I was really glad Ben and Fadil had gone home and that Thomas was still upstairs with Spectre. The three of them witnessing our argument would’ve felt too much like airing dirty laundry and brought back too many bad childhood memories.

‘What if I don’t want to?’ Her folded arms tightened around her.

‘What’s that supposed to mean?’ Was she implying she didn’t want to study? That she didn’t feel it was worth it? Oh no she didn’t.

‘I don’t even want to go to uni anyway! So what’s the point?’

What?’ If I could’ve spit fire, I would’ve. ‘You will not miss out on educational opportunities because of this crap! Your studies are more important than that!’

‘But all this is so much bigger than my studies! Why don’t you get that?’

I rolled my eyes. ‘I do get that, Edie. But you deserve a life, too, don’t you? You deserve to be educated and happy and have friends and do all the other normal things that kids your age do. Otherwise, you’ll just get more and more isolated as you get older. And trust me: that’s not a fun place to be.’

Edie’s shoulders slumped. She knew I was talking from experience. My whole school had found out that I could see ghosts before I’d done my GCSEs, and it’d ruined my last couple of years of school as a result. I was lucky because I’d had Javi, Maggie, and Manju by my side, standing up for me when people called me crazy. Although sometimes, it was the people who believed that were worse – they saw me as some sort of messiah, or prophet, or messenger, and wanted to follow me around like lost sheep. I was so not a leader, nor did I want to be. My friends had helped keep everyone off my back.

Edie didn’t have that, though.

Josh had been her only friend at college, and now he could barely look at her. Barely acknowledge her presence. If she sacrificed her studies for the supernatural, I wasn’t sure if she’d ever be able to fully recover. It was a dangerous path to go down. She needed people without powers to keep her grounded. She was already surrounded by too many people who had powers as it was.

‘Look, I get it,’ I said, trying to reach out to her. She jerked away so that I couldn’t touch her. As much as it hurt, I didn’t blame her. ‘You want to save the world. You don’t want anyone else to get hurt. But you can do just as much from college.’

While I only half-believed that, it did seem to perk her up.

‘What do you mean?’

I sat on the sofa, the adrenaline from our argument wearing off.

I patted the spot on the sofa beside me. Edie took a seat, turning slightly towards me, but also keeping farther away than she usually would’ve.

‘Tessa is the only victim we know of who hasn’t crossed over,’ I explained. ‘We never know when she’ll be able to remember something. It could also make her ghost form a target for Goodfellow.’

‘You think?’

‘I don’t know,’ I confessed. ‘Right now, we don’t know enough about him to know what his end game is. All we know is that he’s desperate for power. But the way he sought it when he was alive is unlikely to work when he’s dead. Powers don’t work the same without a body. If he hasn’t figured that out yet, he will soon. Then he’ll panic.’

‘So you want me to keep an eye out? See if he appears at college?
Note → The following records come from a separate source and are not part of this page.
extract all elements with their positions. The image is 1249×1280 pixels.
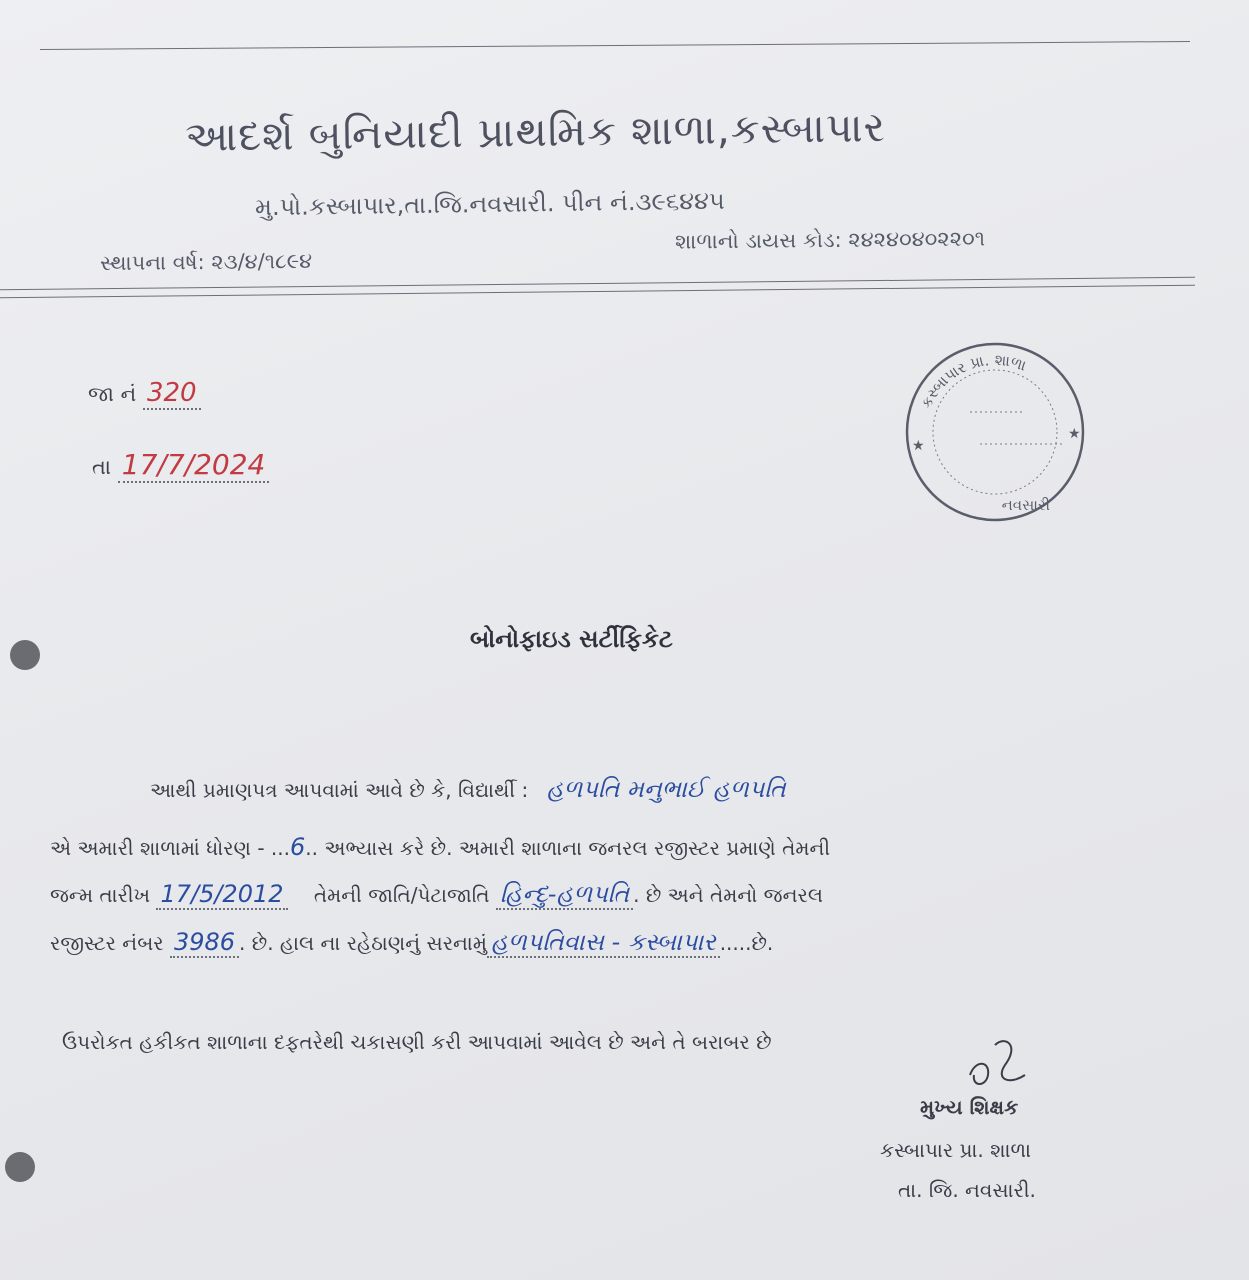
residence-label: . છે. હાલ ના રહેઠાણનું સરનામું [239,931,487,955]
issue-date [92,448,269,483]
register-number-value: 3986 [173,928,236,956]
residence-end-text: .....છે. [719,931,774,955]
register-number-label: રજીસ્ટર નંબર [50,931,164,955]
established-year [100,249,312,276]
body-line-2 [50,833,830,861]
outward-label: જા નં [88,382,137,406]
svg-text:કસ્બાપાર પ્રા. શાળા [917,351,1029,411]
standard-value: 6 [289,833,306,861]
dise-value: ૨૪૨૪૦૪૦૨૨૦૧ [848,226,986,252]
handwritten-signature [950,1035,1040,1095]
dise-label: શાળાનો ડાયસ કોડ: [674,227,842,254]
stamp-top-text: કસ્બાપાર પ્રા. શાળા [917,350,1029,411]
school-seal-stamp [900,340,1090,525]
signature-district: તા. જિ. નવસારી. [898,1178,1036,1202]
punch-hole-bottom [5,1152,35,1182]
date-value: 17/7/2024 [121,448,266,481]
body-line-3 [50,880,823,910]
dise-code [675,226,985,254]
signature-designation: મુખ્ય શિક્ષક [920,1095,1019,1119]
outward-value-field [143,378,201,410]
body-line-4 [50,928,773,958]
established-value: ૨૩/૪/૧૮૯૪ [211,248,313,274]
stamp-bottom-text: નવસારી [1001,496,1050,514]
birth-date-value: 17/5/2012 [160,880,284,908]
school-address: મુ.પો.કસ્બાપાર,તા.જિ.નવસારી. પીન નં.૩૯૬૪૪૫ [254,186,725,222]
outward-value: 320 [146,378,197,408]
closing-statement: ઉપરોકત હકીકત શાળાના દફતરેથી ચકાસણી કરી આપવામાં આવેલ છે અને તે બરાબર છે [62,1030,772,1054]
birth-date-label: જન્મ તારીખ [50,883,151,907]
student-intro-text: આથી પ્રમાણપત્ર આપવામાં આવે છે કે, વિદ્યાર્થી : [150,778,529,802]
standard-label: એ અમારી શાળામાં ધોરણ - ... [50,836,290,860]
body-line-1 [150,775,786,803]
study-text: .. અભ્યાસ કરે છે. અમારી શાળાના જનરલ રજીસ્ટર પ્રમાણે તેમની [305,836,831,860]
register-intro-text: . છે અને તેમનો જનરલ [633,883,823,907]
student-name: હળપતિ મનુભાઈ હળપતિ [546,775,786,803]
signature-school: કસ્બાપાર પ્રા. શાળા [880,1138,1031,1162]
caste-label: તેમની જાતિ/પેટાજાતિ [313,883,490,907]
punch-hole-top [10,640,40,670]
caste-value: હિન્દુ-હળપતિ [499,880,630,908]
residence-value: હળપતિવાસ - કસ્બાપાર [490,928,716,956]
school-name: આદર્શ બુનિયાદી પ્રાથમિક શાળા,કસ્બાપાર [184,103,887,161]
established-label: સ્થાપના વર્ષ: [99,250,205,276]
certificate-heading: બોનોફાઇડ સર્ટીફિકેટ [470,625,673,653]
date-label: તા [92,455,112,479]
date-value-field [118,448,270,483]
stamp-star-right-icon: ★ [1068,426,1081,442]
stamp-star-left-icon: ★ [912,438,925,454]
outward-number [88,378,201,410]
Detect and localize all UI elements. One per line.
Doesn’t that put Josh at risk when he’s at home?’

‘I don’t think he’d show up in rooms full of people, but he might be watching somehow. There has to be some way that he scouts his victims. If we can find that, we might be able to find out more about him or even how to get to him.’

Edie nodded. ‘All right, fine. I’ll go to college in the morning. But after, I’m going to see Tobias to see what he knows.’

I clenched my teeth. ‘I can’t go with you. I have a client meeting.’

‘That’s fine. Fadil can come,’ she said. An answer for everything.

‘Are you sure he’ll be up for that?’

‘I’m sure he’ll be up for an excuse to get out of the house,’ she said. ‘And he won’t want me to go alone, so even if he doesn’t want to go, he’ll come anyway.’

And she’d got me. There was nothing else I could say or do to stop her from visiting the bloody alchemist.

‘All right, fine. But you don’t skip your studies because of Goodfellow. Got it?’